In developing new medicines, pharmaceutical companies have to undergo a long process with the use of advanced technology. The goal is to produce medicine that has the desired efficacy with the least side effects, if any. This is not just to pass the standards and gain the approval of the U.S. Food and Drug Administration (FDA).
Pharmaceutical companies need to ensure that their products are just as effective, if not more effective, than those of their competitors.
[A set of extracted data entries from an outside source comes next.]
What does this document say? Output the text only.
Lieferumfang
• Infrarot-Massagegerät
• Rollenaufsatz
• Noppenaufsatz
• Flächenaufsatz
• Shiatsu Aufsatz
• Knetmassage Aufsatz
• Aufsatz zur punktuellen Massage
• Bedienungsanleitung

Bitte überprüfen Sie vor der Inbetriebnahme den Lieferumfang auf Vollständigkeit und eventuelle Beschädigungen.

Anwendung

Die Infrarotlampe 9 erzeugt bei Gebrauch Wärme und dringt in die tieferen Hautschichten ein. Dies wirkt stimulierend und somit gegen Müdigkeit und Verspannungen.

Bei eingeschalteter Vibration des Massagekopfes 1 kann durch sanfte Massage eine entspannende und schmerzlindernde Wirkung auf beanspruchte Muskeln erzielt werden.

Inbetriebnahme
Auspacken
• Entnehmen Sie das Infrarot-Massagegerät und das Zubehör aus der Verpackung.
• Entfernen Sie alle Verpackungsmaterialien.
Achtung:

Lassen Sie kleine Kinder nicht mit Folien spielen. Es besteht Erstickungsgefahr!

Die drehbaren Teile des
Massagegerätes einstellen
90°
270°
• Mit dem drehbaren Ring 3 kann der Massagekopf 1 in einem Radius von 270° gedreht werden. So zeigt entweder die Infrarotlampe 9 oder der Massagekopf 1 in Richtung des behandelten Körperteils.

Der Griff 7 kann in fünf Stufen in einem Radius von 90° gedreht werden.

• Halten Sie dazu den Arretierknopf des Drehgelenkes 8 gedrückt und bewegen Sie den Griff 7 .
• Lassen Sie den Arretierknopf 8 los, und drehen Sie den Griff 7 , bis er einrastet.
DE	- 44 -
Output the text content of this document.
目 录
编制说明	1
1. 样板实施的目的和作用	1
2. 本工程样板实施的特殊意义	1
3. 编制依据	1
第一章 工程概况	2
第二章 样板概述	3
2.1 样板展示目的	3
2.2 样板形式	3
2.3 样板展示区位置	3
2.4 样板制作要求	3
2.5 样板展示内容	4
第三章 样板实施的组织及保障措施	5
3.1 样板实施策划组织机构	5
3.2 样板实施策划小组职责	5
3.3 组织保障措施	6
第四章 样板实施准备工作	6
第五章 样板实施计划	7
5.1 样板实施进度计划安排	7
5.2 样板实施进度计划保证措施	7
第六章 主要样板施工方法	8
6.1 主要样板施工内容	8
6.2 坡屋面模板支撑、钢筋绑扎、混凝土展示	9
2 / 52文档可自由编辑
They must also ensure that there will be no complaints or product recalls that will affect their brand’s reputation and, therefore, all their other products.
The Development Process for Medicines
According to the April 2021 Research and Development in the Pharmaceutical Industry report of the Congressional Budget Office, pharmaceutical companies spend on research and development for medicines based on three factors. One is the expected long-term global profits from the medicine. Next is the estimated cost of development for the medicine. The third is the existence of programs and policies that will affect the medicine’s supply and demand.
Pharmaceutical industries are focused on profit because they also have high risks in developing new medicines. Research and development for a new medicine can take decades, during which the company does not earn from it. They can spend from one to two billion dollars for every medication. This includes laboratory research and the need for several large clinical trials. Many of these medicines do not reach the market for several reasons. Some do not pass muster after laboratory tests. Some fail in the clinical trials. Among those that pass clinical trials, only about 12 percent gain FDA approval.
Pharmaceutical research and development have several areas. There is the research and discovery of new medicine. There is also the development process in the laboratory which includes testing the effective dosage of the active ingredient and designing the most appropriate delivery forms. United States Pharmacopeia or USP dissolution testing equipment is used to test the release of the medicine’s active ingredient and its bioavailability in the body. Several clinical tests are then conducted. These trials do not just test the medicine’s efficacy, but also compare it with competitors’ medicines. Side effects are also closely monitored.
Once the medicine passes the clinical trials, its production process is designed. This can have several processes if the medicine will come in different forms such as capsules and injectables. Only then are applications for approval submitted to the FDA.
Emergency Use Authorization
During the pandemic, the FDA gave emergency use authorization (EUA) to three COVID-19 vaccines. The Pfizer BioNTech vaccine was given its EUA on December 11, 2020. The Moderna vaccine received its EUA on December 18. The EUA for the Johnson & Johnson Covid 19 vaccine was given on February 26, 2021.
The EUA is given to enable the distribution of certain medicines or vaccines for the diagnosis, treatment, or prevention of life-threatening illnesses in public health emergencies like a pandemic. This is for products that have not yet received full approval. Among the criteria for issuing EUAs is the lack of fully approved alternatives.
The development of the COVID-19 vaccines was fast-tracked and rapid compared to the many years it usually takes to develop a new vaccine. The FDA explained that in the face of the pandemic, the government used its powers to bring together pharmaceutical companies, academe, nonprofit organizations, international agencies, and U.S. government agencies to speed up the development of vaccines to prevent the spread of COVID-19.
The U.S. government also made financial investments in the manufacturing setups for the vaccines to enable immediate mass production. All of these were done while ensuring that scientific standards were complied with for safety.
To receive the EUA, a COVID-19 vaccine manufacturer must submit the results of three phases of clinical trials. The third phase must include more than 3,000 recipients of the vaccine and they must have been monitored for adverse effects for a minimum of one month after being fully vaccinated. The FDA analyzes whether the benefits of the vaccine outweigh any potential risks. The FDA also checks on the manufacturing process to ensure consistently high quality.
The Final Approval Process
On August 23, 2021, the FDA fully approved the Pfizer-BioNTech COVID-19 Vaccine for use by people aged 16 and older. The product will be known in the market as Comirnaty.
Earning full approval means that the manufacturer’s submitted biologics license application (BLA) has passed the FDA’s analysis. The BLA provides more extensive data that supports and expands on previous submissions in the EUA application. Even after full approval, the FDA requires the manufacturer to continue clinical trials and market monitoring for any side effects of the vaccine.